Files – Comma separated files to be set for monitoring (Accepts wildcard). Files across multilevel sub-dir. To match prefix /sales-data/year=2020/month=05/day=23/status.txt, /sales-data////.txt.

Exclude_Files - Files within prefix that needs to be excluded for monitoring. It accepts multilevel sub-dir.

Ignore_older - Files to be excluded, whose last modified time falls behind given configuration

Interval_sec - Represents the time at which collection of existing files happen

Mem_Buf_Limit - Maximum runtime memory to be considered while reading s3 objects. Refer Unit Sizes - Fluent Bit: Official Manual to know more about unit specification

Refresh_Object_Listing - Represents the time at which , new wildcard represented files to be looked for.

note

Ignore_older and Refresh_Object_Listing supports (m, h,d) syntax.

m - Month

h- Hours

d- Days

Enable S3 Bucket Logs

To start collecting logs from S3 bucket add the following configuration to the config.yaml file.

logging:
  plugins:
  - name: s3-logs
    enabled: true

View S3 Bucket Logs

Follow the below steps to view the logs collected from Amazon S3 bucket.

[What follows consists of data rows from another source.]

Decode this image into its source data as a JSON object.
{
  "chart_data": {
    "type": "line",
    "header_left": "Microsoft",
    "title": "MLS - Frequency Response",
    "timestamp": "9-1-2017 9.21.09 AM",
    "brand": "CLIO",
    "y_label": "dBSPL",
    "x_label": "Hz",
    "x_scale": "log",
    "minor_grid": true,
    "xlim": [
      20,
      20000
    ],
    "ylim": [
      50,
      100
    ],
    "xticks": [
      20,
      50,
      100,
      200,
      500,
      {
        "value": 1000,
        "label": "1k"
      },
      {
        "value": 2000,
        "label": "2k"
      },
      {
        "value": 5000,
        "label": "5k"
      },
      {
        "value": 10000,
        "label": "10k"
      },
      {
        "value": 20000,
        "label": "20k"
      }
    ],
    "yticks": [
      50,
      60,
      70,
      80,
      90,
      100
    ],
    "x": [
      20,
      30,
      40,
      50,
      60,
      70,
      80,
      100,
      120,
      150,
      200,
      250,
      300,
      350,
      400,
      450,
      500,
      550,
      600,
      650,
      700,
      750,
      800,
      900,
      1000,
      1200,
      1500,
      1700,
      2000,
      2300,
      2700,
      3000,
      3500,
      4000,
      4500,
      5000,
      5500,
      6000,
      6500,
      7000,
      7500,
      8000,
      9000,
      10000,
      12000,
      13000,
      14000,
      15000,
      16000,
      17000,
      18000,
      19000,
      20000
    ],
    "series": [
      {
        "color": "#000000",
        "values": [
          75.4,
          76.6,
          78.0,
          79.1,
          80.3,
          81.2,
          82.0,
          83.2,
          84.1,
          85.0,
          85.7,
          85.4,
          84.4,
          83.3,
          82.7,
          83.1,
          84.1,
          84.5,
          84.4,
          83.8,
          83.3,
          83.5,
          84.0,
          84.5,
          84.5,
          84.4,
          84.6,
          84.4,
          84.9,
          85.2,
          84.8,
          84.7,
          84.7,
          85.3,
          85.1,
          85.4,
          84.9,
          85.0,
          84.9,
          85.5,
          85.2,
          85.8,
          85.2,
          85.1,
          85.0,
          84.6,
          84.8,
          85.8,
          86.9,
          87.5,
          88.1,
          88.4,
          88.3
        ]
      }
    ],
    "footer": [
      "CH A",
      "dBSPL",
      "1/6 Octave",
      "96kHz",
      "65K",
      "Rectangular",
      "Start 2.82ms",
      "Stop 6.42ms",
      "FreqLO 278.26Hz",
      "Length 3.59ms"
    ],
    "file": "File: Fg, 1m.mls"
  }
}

  1. Go to the Application tab in SnappyFlow and navigate to your Project > Application > Dashboard.

  2. You can view the logs in the Log Management section.

    note

    Once the configuration is complete, the logs will be available within the Log Management section.

  3. To access the unprocessed data gathered from the plugins, navigate to the Browse data section and choose the Index: Logs, Instance: Endpoint, Plugin: s3-logs, and Document Type: s3Logs.